MOUNTAIN VIEW, Calif.—The autonomous driving software developer Ghost Autonomy shut down its worldwide operations in early April.
The company had about 100 employees and was based in Mountain View, California, with additional offices in Detroit, Dallas, and Sydney, Australia.
Ghost Autonomy’s goal was to provide the first self-driving technology for passenger cars that does not require your attention.
Founder and CEO John Hayes told The Epoch Times in an email, “Ghost is completely shut down, remaining funds will be returned to investors, employees are figuring out their own path (we were able to pay severance) and the IP is available for commercial and research purposes.”
Ghost Autonomy’s press release about the closure states: “The path to long-term profitability was uncertain given the current funding climate and long-term investment required for autonomy development and commercialization. We are exploring potential long-term destinations for our team’s innovations.”
The company was founded in 2017 by Mr. Hayes and Volkmar Uhlig, who over time received $220 million in total funding. Investors included Mike Speiser at Sutter Hill Ventures, Keith Rabois at Founders Fund, Vinod Khosla at Khosla Ventures, and the investment firm Coatue.
They also received a $5 million investment from the OpenAI Startup Fund in November 2023 to bring large-scale multi-modal large language models (MLLMs) to autonomous driving.
The company was building a software-based solution that combined artificial intelligence with high-volume mobile sensors and chips to make autonomy possible for consumer vehicles.
Ghost Autonomy stated that MLLMs have the potential power to reason, combining perception and planning to give autonomous vehicles a deeper understanding and guidance on the correct driving maneuver by considering the scene in totality, accepting image and video inputs alongside text.
The company stated that its large models have encoded a generalized “understanding of the world” and can understand the concept of a driving lane, while a single task model is only trained to find white painted road markers on the road.
Ghost Autonomy stated, “As a result, the large model will perform much better in ambiguous circumstances found in the real world, like when the paint is faded or splattered, or construction barrels have altered the path of travel.”
Mr. Hayes stated: “A lot of people and companies see a future for consumer autonomy, certainly the expanding operations of Waymo provide a glimpse into the future. The consumer challenge has a triple challenge: reliability acceptable to all stakeholders, widespread operations without remote monitoring, and low cost with low maintenance. Companies pursuing the space have typically chosen a subset of these problems to solve. I expect the auto companies will first solve the cost and widespread operation problems by the end of the decade (with driver monitoring) and then solve reliability through massive observation into the next decade.”
According to an analysis from Cybertalk, there are still concerns about autonomous vehicles. One concern is that the increase in autonomous vehicles could cause job displacement for truckers, delivery drivers, and taxi drivers.
Another concern is the uncertainty of what an autonomous driving system might do when faced with moral decisions in real time, such as whether to prioritize occupants or pedestrians during unavoidable accidents.

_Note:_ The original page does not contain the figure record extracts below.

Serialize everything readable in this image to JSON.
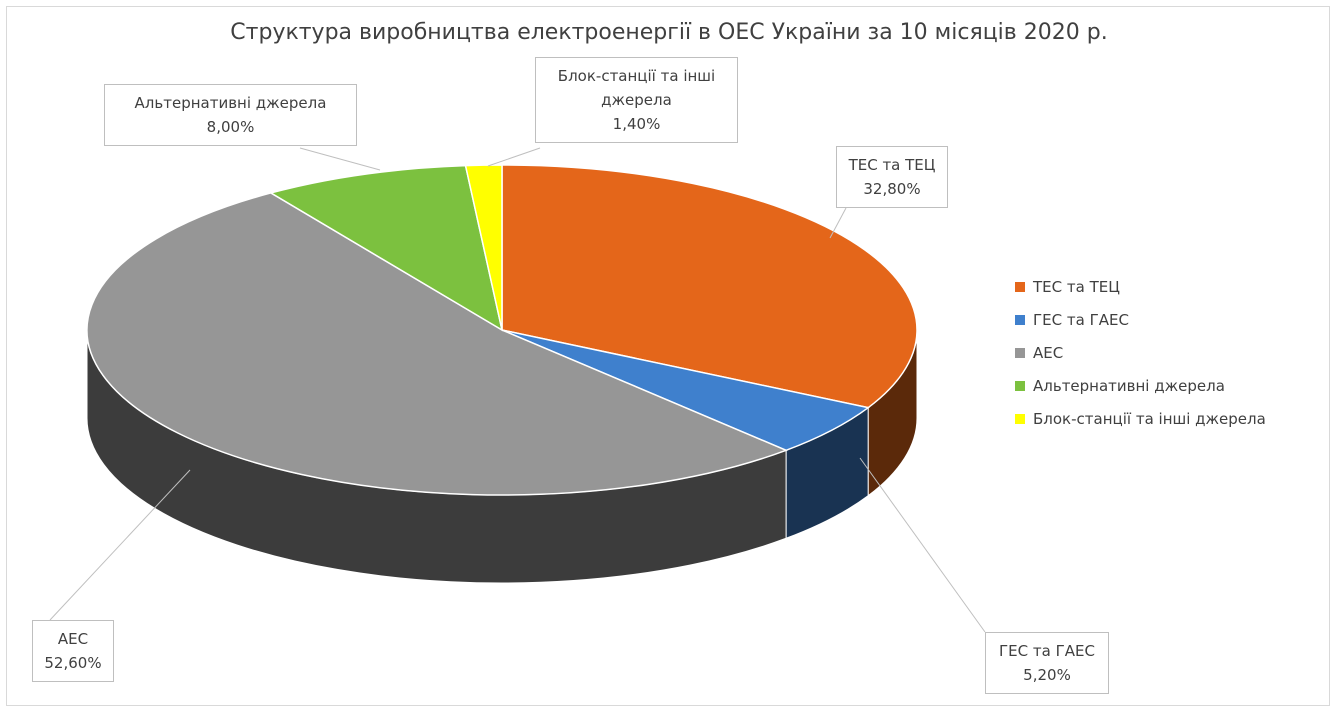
{
  "chart_data": {
    "type": "pie3d",
    "title": "Структура виробництва електроенергії в ОЕС України за 10 місяців 2020 р.",
    "categories": [
      "ТЕС та ТЕЦ",
      "ГЕС та ГАЕС",
      "АЕС",
      "Альтернативні джерела",
      "Блок-станції та інші джерела"
    ],
    "values": [
      32.8,
      5.2,
      52.6,
      8.0,
      1.4
    ],
    "value_labels": [
      "32,80%",
      "5,20%",
      "52,60%",
      "8,00%",
      "1,40%"
    ],
    "colors": [
      "#e4661a",
      "#3f80cd",
      "#969696",
      "#7cc13f",
      "#ffff00"
    ],
    "legend": "right"
  }
}
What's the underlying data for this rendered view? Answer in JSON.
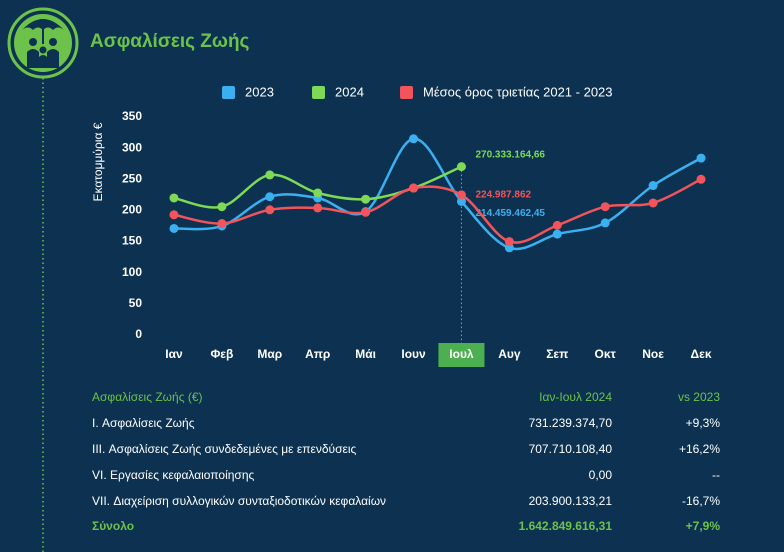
{
  "title": "Ασφαλίσεις Ζωής",
  "chart_data": {
    "type": "line",
    "y_label": "Εκατομμύρια €",
    "categories": [
      "Ιαν",
      "Φεβ",
      "Μαρ",
      "Απρ",
      "Μάι",
      "Ιουν",
      "Ιουλ",
      "Αυγ",
      "Σεπ",
      "Οκτ",
      "Νοε",
      "Δεκ"
    ],
    "highlight_index": 6,
    "series": [
      {
        "name": "2023",
        "color": "#3bb0f0",
        "values": [
          171,
          175,
          222,
          220,
          198,
          315,
          214.45946245,
          140,
          162,
          180,
          240,
          284
        ],
        "value_labels": [
          null,
          null,
          null,
          null,
          null,
          null,
          "214.459.462,45",
          null,
          null,
          null,
          null,
          null
        ]
      },
      {
        "name": "2024",
        "color": "#7ed957",
        "values": [
          220,
          206,
          257,
          228,
          218,
          236,
          270.33316466,
          null,
          null,
          null,
          null,
          null
        ],
        "value_labels": [
          null,
          null,
          null,
          null,
          null,
          null,
          "270.333.164,66",
          null,
          null,
          null,
          null,
          null
        ]
      },
      {
        "name": "Μέσος όρος τριετίας 2021 - 2023",
        "color": "#f2545b",
        "values": [
          193,
          179,
          201,
          204,
          197,
          236,
          224.987862,
          150,
          176,
          206,
          212,
          250
        ],
        "value_labels": [
          null,
          null,
          null,
          null,
          null,
          null,
          "224.987.862",
          null,
          null,
          null,
          null,
          null
        ]
      }
    ],
    "ylim": [
      0,
      350
    ],
    "yticks": [
      0,
      50,
      100,
      150,
      200,
      250,
      300,
      350
    ],
    "grid": false,
    "legend": "top"
  },
  "table": {
    "header": [
      "Ασφαλίσεις Ζωής (€)",
      "Ιαν-Ιουλ 2024",
      "vs 2023"
    ],
    "rows": [
      [
        "I. Ασφαλίσεις  Ζωής",
        "731.239.374,70",
        "+9,3%"
      ],
      [
        "III. Ασφαλίσεις  Ζωής  συνδεδεμένες με επενδύσεις",
        "707.710.108,40",
        "+16,2%"
      ],
      [
        "VI. Εργασίες κεφαλαιοποίησης",
        "0,00",
        "--"
      ],
      [
        "VII. Διαχείριση συλλογικών συνταξιοδοτικών κεφαλαίων",
        "203.900.133,21",
        "-16,7%"
      ]
    ],
    "total": [
      "Σύνολο",
      "1.642.849.616,31",
      "+7,9%"
    ]
  }
}
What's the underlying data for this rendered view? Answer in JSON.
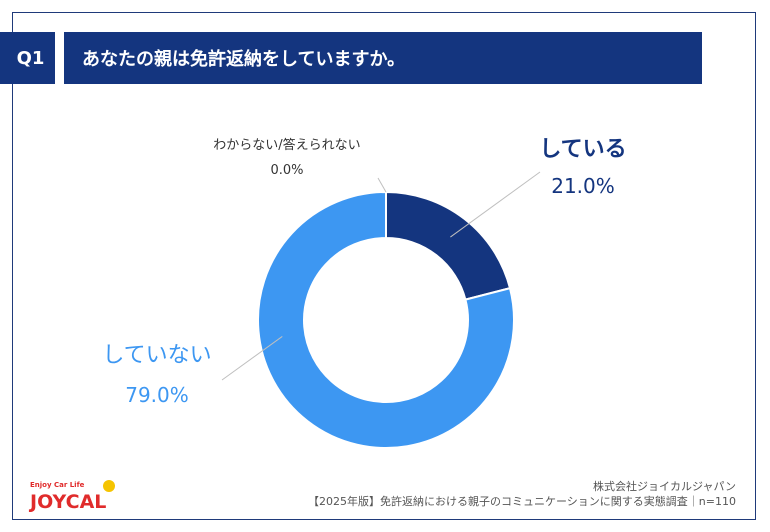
{
  "header": {
    "question_badge": "Q1",
    "title": "あなたの親は免許返納をしていますか。"
  },
  "chart_data": {
    "type": "pie",
    "donut": true,
    "categories": [
      "している",
      "していない",
      "わからない/答えられない"
    ],
    "values": [
      21.0,
      79.0,
      0.0
    ],
    "value_labels": [
      "21.0%",
      "79.0%",
      "0.0%"
    ],
    "colors": [
      "#14357f",
      "#3d97f2",
      "#a8b8d0"
    ],
    "legend": "none"
  },
  "footer": {
    "company": "株式会社ジョイカルジャパン",
    "source": "【2025年版】免許返納における親子のコミュニケーションに関する実態調査｜n=110"
  },
  "logo": {
    "tagline": "Enjoy Car Life",
    "wordmark": "JOYCAL",
    "colors": {
      "red": "#e02b2b",
      "yellow": "#f5c400"
    }
  }
}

Also, when an autonomous vehicle is in an accident, determining who is at fault could be difficult.
With autonomous vehicles connected to the internet, they’re vulnerable to hackers and cyber attacks.
They’re also susceptible to software glitches and can become parked in the road due to complex street conditions, causing backups.
According to AAA’s latest survey on autonomous vehicles, 66 percent of U.S. drivers express fear of fully self-driving vehicles and 25 percent express uncertainty.